Six months after CCC's implosion the Financial Crisis hit.  Did that whirlwind grow into a Category 5 hurricane in part due to The Carlyle Group's actions?  Not asked, thus not answered.

Another item not recorded for history is why the Carlyle Group withdrew completely from the Corpus Christi oil shipping terminal at Harbor Island.  Carlyle lauded their role as "exclusive developer" one short year ago.

Trump's ongoing greatness and Rubenstein's ever present greed are unique in history. Neither make for an honest exploration of events.

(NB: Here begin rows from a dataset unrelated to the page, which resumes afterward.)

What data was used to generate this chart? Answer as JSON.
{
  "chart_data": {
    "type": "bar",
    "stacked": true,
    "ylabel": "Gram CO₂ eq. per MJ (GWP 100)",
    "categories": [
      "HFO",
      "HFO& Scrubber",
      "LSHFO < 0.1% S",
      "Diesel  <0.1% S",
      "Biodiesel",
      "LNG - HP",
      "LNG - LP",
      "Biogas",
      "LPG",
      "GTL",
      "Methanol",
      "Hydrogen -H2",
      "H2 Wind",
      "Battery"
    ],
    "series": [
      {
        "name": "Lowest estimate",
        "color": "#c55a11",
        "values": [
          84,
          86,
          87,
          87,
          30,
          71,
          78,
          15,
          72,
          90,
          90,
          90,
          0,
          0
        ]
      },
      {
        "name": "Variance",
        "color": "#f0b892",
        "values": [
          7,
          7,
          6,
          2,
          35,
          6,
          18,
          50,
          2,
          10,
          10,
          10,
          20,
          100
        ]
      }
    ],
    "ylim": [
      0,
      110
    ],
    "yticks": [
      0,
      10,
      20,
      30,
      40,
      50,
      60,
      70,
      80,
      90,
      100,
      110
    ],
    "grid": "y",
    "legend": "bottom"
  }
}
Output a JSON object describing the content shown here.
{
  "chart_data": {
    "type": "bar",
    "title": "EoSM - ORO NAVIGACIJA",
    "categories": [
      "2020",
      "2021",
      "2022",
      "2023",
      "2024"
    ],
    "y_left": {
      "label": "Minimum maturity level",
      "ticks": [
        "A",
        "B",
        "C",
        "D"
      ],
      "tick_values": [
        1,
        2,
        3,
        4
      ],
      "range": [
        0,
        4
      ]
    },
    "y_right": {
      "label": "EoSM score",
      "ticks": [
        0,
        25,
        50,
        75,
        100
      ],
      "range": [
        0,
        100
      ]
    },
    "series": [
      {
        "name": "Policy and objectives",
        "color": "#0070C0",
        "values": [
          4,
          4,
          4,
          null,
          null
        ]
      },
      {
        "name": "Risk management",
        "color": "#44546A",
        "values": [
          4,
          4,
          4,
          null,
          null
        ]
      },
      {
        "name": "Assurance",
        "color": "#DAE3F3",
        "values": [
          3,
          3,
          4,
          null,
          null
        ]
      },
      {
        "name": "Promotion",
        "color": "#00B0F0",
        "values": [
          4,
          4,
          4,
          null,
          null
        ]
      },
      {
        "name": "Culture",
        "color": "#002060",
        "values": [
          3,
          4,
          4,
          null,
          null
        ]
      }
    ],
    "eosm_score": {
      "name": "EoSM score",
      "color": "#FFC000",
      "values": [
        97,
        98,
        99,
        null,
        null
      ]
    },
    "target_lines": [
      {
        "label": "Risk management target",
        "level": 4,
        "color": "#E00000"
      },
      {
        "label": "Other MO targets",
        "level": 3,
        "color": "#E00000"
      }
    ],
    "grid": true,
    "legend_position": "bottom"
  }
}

Update 11-4-19:  PEU Blackstone's chief strategist warned the "mother of all bubbles" could blow up.  One sign of instability cited is the failure of the repo market.  JessesCafeAmericain shared a quote worthy of PEU founders and their exalted status:

"His money came from human misery and death and despair, as always it does.  Yet, there is none to reproach him, neither God nor man, and all fawn upon him and he will be a senator and crowds will laud him and he will have the ear of the President and all will honor his riches and consider him worthier than other men because of it.
Mankind adores its betrayers, and murders its saviors."

Taylor Caldwell, Captains and Kings
Update 11-5-19:  CNBC interviewed Carlyle co-founder David Rubenstein.  The PEU greed and leverage boys hate paying taxes.